More than 360 people died in the uprising and thousands were injured when police fired live ammunition, rubber bullets, water cannon and tear gas at peaceful protestors.

The former interior minister, Habib al-Adli, who is already facing trial for wasting public funds and money laundering, is accused of ordering police to open fire at demonstrators.

Separately, Egypt approved a law yesterday that will ease curbs that choked political life under deposed President Mubarak, opening the door for the formation of new parties that will compete in elections this year.

The law is expected to result in a plethora of new parties, including one to be established by the Muslim Brotherhood - an Islamist group that was banned under Mr Mubarak.
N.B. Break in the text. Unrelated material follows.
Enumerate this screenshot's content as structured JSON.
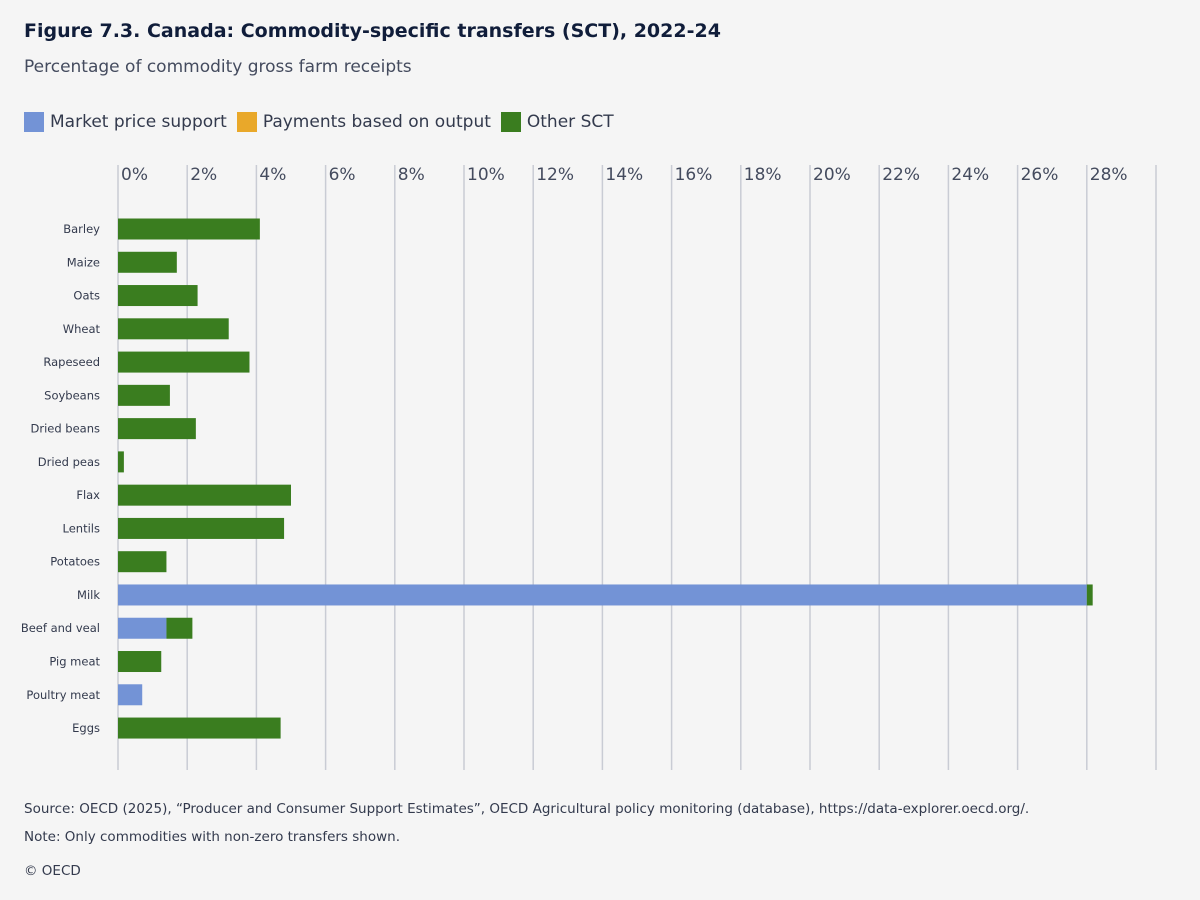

US Secretary of Defence Robert Gates, visiting Cairo for the first time since the revolution, said Egyptians who had become active in politics should have the time ‘to develop political parties and to develop organisation and structure’.

But he steered clear of an Egyptian debate about the timetable the military has charted towards legislative elections as soon as September - a timeline criticised as too tight by budding political groups who want to get organised first.

Some opposition groups, which were crushed for decades by Mr Mubarak, say the schedule favours the well-organised Brotherhood and remnants of Mr Mubarak's ruling party.

‘We are racing against time,’ said Shady Ghazali Harb, a member of a coalition of youth groups that mobilised protests against Mr Mubarak.

‘They are pressuring us with the time factor because of the insistence on holding elections so soon.’